Tocámos as nossas vidas (nossas e as do nosso tempo), ou partes delas, suas fulgurações e lamentos, desconstruções e esperanças. Costurámo-nos um bocadinho, reconhecemos que há em cada um abismos e claridades, fendas por onde “o que nada deixou no domínio da morte” eventualmente pode passar. Foi isso.
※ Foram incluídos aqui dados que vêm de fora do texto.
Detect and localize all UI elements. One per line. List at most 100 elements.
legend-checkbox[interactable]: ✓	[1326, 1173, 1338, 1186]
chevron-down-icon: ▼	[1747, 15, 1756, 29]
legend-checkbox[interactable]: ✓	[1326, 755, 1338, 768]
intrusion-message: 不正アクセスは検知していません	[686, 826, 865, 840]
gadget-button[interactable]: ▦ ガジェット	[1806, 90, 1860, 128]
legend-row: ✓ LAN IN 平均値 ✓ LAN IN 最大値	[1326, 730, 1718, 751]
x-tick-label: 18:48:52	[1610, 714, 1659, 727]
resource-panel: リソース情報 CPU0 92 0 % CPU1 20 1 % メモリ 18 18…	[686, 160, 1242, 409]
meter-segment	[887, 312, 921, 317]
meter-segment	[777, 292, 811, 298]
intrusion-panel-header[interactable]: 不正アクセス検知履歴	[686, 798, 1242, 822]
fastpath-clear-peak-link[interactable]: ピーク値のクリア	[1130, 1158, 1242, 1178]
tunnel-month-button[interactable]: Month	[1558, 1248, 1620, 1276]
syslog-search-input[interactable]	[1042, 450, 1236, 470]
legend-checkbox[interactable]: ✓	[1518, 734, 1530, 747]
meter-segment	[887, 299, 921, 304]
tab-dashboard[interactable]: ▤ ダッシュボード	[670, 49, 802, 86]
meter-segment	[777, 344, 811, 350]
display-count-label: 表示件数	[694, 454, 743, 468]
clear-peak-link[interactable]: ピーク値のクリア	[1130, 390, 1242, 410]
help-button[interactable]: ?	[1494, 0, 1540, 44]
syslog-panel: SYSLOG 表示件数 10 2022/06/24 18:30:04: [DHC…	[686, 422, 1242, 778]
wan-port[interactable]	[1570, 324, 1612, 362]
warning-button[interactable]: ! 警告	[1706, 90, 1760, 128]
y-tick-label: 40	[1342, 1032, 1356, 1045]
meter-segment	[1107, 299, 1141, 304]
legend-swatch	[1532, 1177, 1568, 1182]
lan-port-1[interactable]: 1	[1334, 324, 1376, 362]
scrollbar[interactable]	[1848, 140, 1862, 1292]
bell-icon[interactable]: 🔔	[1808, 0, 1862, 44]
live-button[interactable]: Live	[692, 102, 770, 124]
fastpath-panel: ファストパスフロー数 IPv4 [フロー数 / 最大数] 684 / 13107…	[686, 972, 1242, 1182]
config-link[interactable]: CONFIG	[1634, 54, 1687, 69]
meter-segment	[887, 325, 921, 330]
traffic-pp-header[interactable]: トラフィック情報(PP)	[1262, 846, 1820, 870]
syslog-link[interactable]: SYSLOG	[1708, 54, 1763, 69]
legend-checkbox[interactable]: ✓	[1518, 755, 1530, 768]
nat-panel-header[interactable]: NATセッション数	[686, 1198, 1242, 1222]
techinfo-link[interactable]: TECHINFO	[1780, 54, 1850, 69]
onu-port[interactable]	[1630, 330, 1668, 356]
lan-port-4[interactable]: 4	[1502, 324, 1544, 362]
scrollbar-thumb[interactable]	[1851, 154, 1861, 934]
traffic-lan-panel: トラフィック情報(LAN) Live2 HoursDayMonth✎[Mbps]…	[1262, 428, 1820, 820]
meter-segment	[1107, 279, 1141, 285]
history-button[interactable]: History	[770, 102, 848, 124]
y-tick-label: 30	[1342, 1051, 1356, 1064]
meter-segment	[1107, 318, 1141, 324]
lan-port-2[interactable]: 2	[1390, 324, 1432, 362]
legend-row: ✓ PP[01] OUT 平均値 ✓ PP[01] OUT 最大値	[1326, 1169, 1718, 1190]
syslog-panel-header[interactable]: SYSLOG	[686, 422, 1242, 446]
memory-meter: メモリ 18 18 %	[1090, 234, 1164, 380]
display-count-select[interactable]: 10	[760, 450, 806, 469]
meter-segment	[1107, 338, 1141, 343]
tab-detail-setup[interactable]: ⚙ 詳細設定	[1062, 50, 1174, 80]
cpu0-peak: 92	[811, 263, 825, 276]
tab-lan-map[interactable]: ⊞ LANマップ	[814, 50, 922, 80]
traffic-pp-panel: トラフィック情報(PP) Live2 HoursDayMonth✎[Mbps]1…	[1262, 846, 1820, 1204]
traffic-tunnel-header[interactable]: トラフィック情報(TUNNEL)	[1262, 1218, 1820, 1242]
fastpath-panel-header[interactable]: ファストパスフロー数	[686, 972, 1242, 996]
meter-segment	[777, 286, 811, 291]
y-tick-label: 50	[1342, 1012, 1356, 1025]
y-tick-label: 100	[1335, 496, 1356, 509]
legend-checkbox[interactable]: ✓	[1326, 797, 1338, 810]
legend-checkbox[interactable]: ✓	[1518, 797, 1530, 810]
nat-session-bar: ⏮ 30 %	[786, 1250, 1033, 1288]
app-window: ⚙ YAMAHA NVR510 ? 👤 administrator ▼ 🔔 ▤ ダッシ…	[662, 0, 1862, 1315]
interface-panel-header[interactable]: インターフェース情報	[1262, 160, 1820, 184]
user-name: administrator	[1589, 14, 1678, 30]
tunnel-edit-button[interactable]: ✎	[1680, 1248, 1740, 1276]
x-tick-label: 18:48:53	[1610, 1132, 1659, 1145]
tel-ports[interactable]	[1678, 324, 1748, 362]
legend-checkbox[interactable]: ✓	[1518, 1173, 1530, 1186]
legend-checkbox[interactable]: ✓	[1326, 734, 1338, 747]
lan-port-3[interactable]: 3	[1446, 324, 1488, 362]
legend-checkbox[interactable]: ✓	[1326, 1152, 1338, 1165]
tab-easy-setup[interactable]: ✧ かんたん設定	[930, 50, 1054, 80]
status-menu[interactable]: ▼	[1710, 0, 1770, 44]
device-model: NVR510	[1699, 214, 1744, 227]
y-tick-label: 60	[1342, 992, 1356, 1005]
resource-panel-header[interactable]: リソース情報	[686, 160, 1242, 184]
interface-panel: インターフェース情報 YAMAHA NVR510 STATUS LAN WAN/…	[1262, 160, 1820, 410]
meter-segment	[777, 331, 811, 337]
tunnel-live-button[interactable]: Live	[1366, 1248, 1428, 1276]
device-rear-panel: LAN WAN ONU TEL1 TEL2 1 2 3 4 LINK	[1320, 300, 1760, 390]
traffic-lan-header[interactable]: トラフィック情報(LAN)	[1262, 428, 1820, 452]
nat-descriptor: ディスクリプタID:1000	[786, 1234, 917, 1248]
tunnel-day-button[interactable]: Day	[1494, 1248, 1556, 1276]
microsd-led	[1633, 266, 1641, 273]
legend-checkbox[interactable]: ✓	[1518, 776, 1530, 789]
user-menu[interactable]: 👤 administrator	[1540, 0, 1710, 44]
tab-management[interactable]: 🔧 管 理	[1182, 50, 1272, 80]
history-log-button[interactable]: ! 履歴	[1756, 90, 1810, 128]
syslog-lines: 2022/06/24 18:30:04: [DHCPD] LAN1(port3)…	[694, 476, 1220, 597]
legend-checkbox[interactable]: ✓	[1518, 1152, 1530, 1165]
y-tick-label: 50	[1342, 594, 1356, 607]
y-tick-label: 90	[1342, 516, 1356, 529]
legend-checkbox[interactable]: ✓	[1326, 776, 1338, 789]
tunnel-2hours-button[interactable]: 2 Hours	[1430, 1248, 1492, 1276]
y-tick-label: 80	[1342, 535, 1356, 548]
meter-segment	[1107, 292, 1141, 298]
Entrevista a José Carlos Cantante
“Cantar para mim torna-se urgência”
José Carlos Cantante, arquiteto natural de Coimbra, teve uma participação especial neste encontro, enquanto compositor de música litúrgica que alia a poesia ao texto bíblico e às experiências da vida para cantar a sua relação com Deus. Iniciou esse exercício em tempos remotos, ainda antes de colaborar na comunidade da Capela do Rato, em Lisboa, mas acabou por não o desenvolver muito durante a vida. Nos últimos quatro anos, voltou a fazê-lo, também pela necessidade de animação da catequese de adultos a que se tem dedicado, já em Coimbra. Com apenas 23 músicas compostas, revela uma linguagem musical única, que a pastoral litúrgica deveria ter seriamente em conta como referência de atualidade.
A poesia é mais forte quando cantada?
Para quem tem o treino da poesia, creio que não… O cântico pode é funcionar como trombeta, conduzindo e perfurando as nossas muralhas e levando vitoriosamente o poema ao íntimo de cada um.
Nas suas músicas, nota-se uma profunda inspiração bíblica, que se cruza com a sua vida pessoal e os acontecimentos do País e do mundo. Essas intersecções são importantes para uma música litúrgica contemporânea?
De facto, sinto-me estranha e impropriamente “tomado” pelas Escrituras. São elas que me fazer mergulhar na realidade e ver nela abismo e esplendor. Creio que foi sempre assim… Terá sido pela minha surdez? Cantar para mim torna-se urgência – é um emergir do mar dos acontecimentos da vida, por vezes em sufoco…, por meio das palavras salvadoras. Creio que a contemporaneidade de qualquer música – em especial a litúrgica – só o é, se resulta de mergulhamos no aqui e agora da nossa vida pessoal e de todos os homens… para depois emitir à superfície o som irredutível da esperança.
No processo de composição, subordina a música ao poema ou é este que surge da ideia musical?
Creio que é o som primeiro. Para mim, que oiço mal, o som é coisa primordial. As palavras até podem surgir primeiro, mas é o som que lhes dá a “espessura”.
Até que ponto o sentido do divino influencia esse “som” primordial?
É o SOM por detrás do som…!
Que música ou compositor mais o ajudam a sentir Deus?
Talvez Handel no seu “Messias”, talvez Beethoven em qualquer das sinfonias, ou talvez Bach nas cantatas. Talvez até algum “espiritual negro”, ou mesmo algum cantar da Beira Baixa…
E neste encontro, sentiu que se “tocou o indizível”?
Exatamente! E, para isso, foi decisivo o contributo dos dois poetas Fernando Echevarria e Luís Barbosa – em especial a viagem guiada por este, através de tantos homens e mulheres que, ao longo da História, quiseram gritar esse indizível e tantas vezes só lhes saiu um inaudível (mas sempre grandioso) sopro…
Foi importante também o entusiasmo dos presentes e o cuidado da organização. Tudo junto… e o indizível tornou-se, de algum modo, “audível”!